Este banco não violou nenhuma lei francesa, sendo penalizado pelos EUA porque as operações em causa foram realizadas em dólares. A mesma tendência para aplicar a lei norte-americana fora do território dos EUA se verifica na intervenção – e nas multas – das suas autoridades em bancos no estrangeiro (na Suíça, nomeadamente) para combater a evasão fiscal de empresas e cidadãos americanos. Os EUA estão a usar cada vez mais a ‘hegemonia do dólar’ como meio de pressão sobre entidades não americanas, bancos sobretudo.  
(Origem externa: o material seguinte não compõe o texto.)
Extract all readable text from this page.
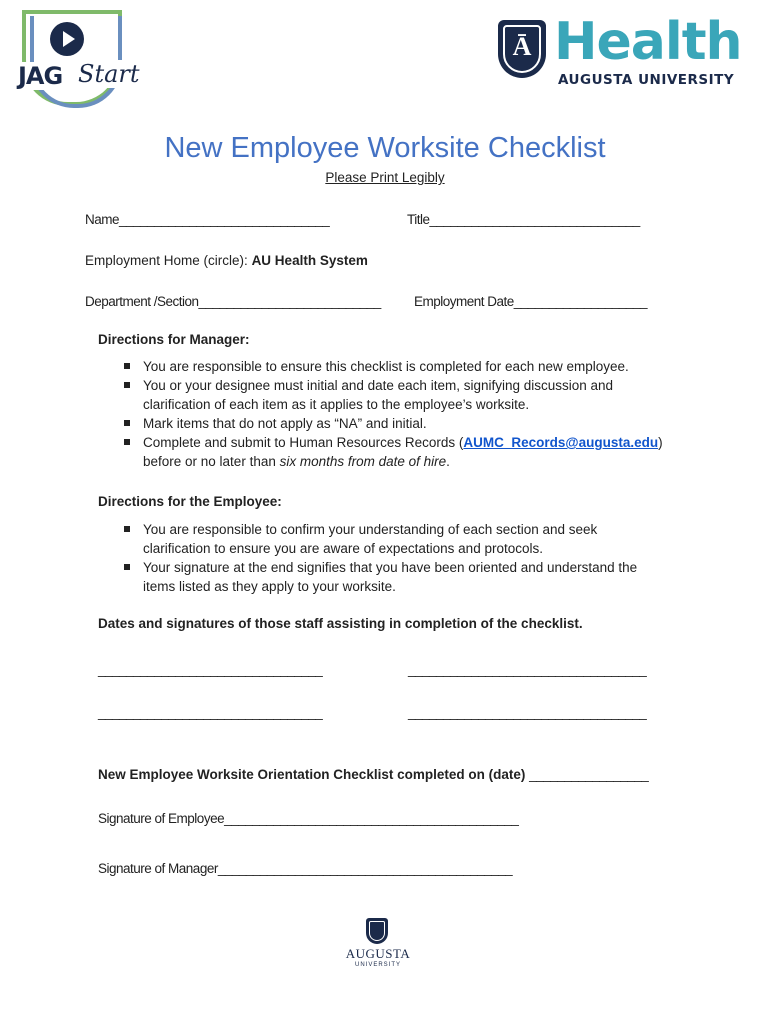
JAG Start
Ā
Health
AUGUSTA UNIVERSITY
New Employee Worksite Checklist
Please Print Legibly
Name______________________________	Title______________________________
Employment Home (circle): AU Health System
Department /Section__________________________ Employment Date___________________
Directions for Manager:
You are responsible to ensure this checklist is completed for each new employee.
You or your designee must initial and date each item, signifying discussion and clarification of each item as it applies to the employee’s worksite.
Mark items that do not apply as “NA” and initial.
Complete and submit to Human Resources Records (AUMC_Records@augusta.edu) before or no later than six months from date of hire.
Directions for the Employee:
You are responsible to confirm your understanding of each section and seek clarification to ensure you are aware of expectations and protocols.
Your signature at the end signifies that you have been oriented and understand the items listed as they apply to your worksite.
Dates and signatures of those staff assisting in completion of the checklist.
________________________________	__________________________________
________________________________	__________________________________
New Employee Worksite Orientation Checklist completed on (date) _________________
Signature of Employee__________________________________________
Signature of Manager__________________________________________
AUGUSTA
UNIVERSITY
Há décadas que a França se queixa do poder dominante do dólar. Sarkozy, o anterior Presidente francês, contestou o papel da divisa americana como moeda de reserva, mas teve que recuar. Também a China e a Rússia gostariam de se libertar da hegemonia do dólar, divisa em que hoje estão 61% das reservas dos bancos centrais do mundo, contra menos de 25% em euros.  
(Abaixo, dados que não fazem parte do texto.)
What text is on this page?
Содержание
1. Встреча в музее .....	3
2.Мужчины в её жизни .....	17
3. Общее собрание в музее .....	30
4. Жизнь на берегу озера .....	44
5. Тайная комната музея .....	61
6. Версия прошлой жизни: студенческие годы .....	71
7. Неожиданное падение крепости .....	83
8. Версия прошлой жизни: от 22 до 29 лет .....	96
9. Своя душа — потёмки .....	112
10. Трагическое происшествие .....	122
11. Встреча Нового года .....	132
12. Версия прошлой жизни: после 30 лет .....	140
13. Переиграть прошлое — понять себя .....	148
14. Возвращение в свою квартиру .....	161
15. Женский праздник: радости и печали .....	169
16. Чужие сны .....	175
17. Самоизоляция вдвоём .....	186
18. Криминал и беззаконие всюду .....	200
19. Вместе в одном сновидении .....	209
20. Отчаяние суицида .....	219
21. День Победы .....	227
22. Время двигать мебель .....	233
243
Só que a China, por exemplo, não pode colocar em perigo as enormes reservas que acumulou em dólares, para travar a valorização da sua moeda, que tornaria menos competitivas as exportações chinesas. A mudança do sistema monetário internacional não se concretizará tão cedo.
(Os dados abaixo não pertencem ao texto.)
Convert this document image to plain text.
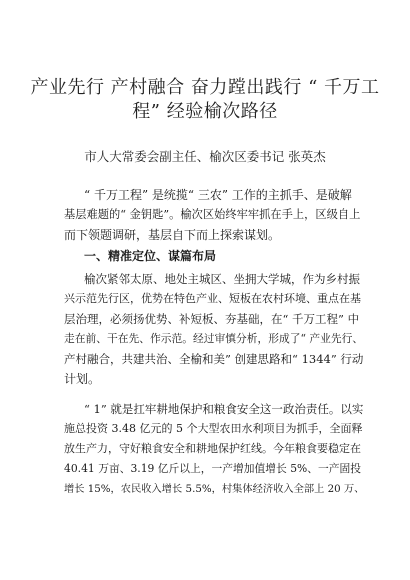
产业先行 产村融合 奋力蹚出践行 “ 千万工
程” 经验榆次路径
市人大常委会副主任、榆次区委书记 张英杰
“ 千万工程” 是统揽“ 三农” 工作的主抓手、是破解
基层难题的“ 金钥匙”。榆次区始终牢牢抓在手上，区级自上
而下领题调研，基层自下而上探索谋划。
一、精准定位、谋篇布局
榆次紧邻太原、地处主城区、坐拥大学城，作为乡村振
兴示范先行区，优势在特色产业、短板在农村环境、重点在基
层治理，必须扬优势、补短板、夯基础，在“ 千万工程” 中
走在前、干在先、作示范。经过审慎分析，形成了“ 产业先行、
产村融合，共建共治、全榆和美” 创建思路和“ 1344” 行动
计划。
“ 1” 就是扛牢耕地保护和粮食安全这一政治责任。以实
施总投资 3.48 亿元的 5 个大型农田水利项目为抓手，全面释
放生产力，守好粮食安全和耕地保护红线。今年粮食要稳定在
40.41 万亩、3.19 亿斤以上，一产增加值增长 5%、一产固投
增长 15%，农民收入增长 5.5%，村集体经济收入全部上 20 万、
Os países emergentes – China, Índia, Brasil, Rússia – abrandaram o seu crescimento económico. Mas já têm um considerável peso na economia mundial, que ainda não se traduziu, como devia, na influência desses países em organismos internacionais como o FMI (onde a China tem menos votos do que as nações do Benelux). O Congresso americano tem-se oposto a corrigir esta situação.

Como o Sol noticiou há duas semanas, o Brasil, a Rússia, a China, a Índia e a África do Sul criaram dois novos organismos financeiros. Não é seguro que países com interesses tão diferentes consigam entender-se na gestão de um banco de desenvolvimento para financiar infra-estruturas e outros projectos, com um capital de 50 mil milhões de dólares; e de um fundo de reserva de 100 mil milhões de dólares, para acudir a eventuais crises de balança de pagamentos.

São montantes relativamente modestos para a ambição de prescindir dos organismos internacionais dominados pelos os EUA, como o FMI e o Banco Mundial. Este último só no ano passado concedeu apoios no valor global de 53 mil milhões dólares. O brasileiro BNDES (um ‘banco de fomento’) desembolsou 88 mil milhões de dólares em 2013 e o seu equivalente chinês concedeu 240 mil milhões de dólares.  

O sistema de Bretton Woods, criado  perto do fim da II Guerra Mundial, foi profundamente alterado em 1971, quando o então Presidente Nixon cortou a ligação do dólar ao ouro. O regime de câmbios fixos, com modificações apenas de longe em longe e com aprovação do FMI, foi então substituído pelos câmbios flutuantes, com maior ou menor intervenção dos bancos centrais. 

Mas persistem instituições criadas em Bretton Woods, como o FMI e o Banco Mundial, que continuam muito influenciadas por Washington e, em menor grau, por países europeus. Estas instituições internacionais tardam em adaptar-se às novas realidades económicas globais.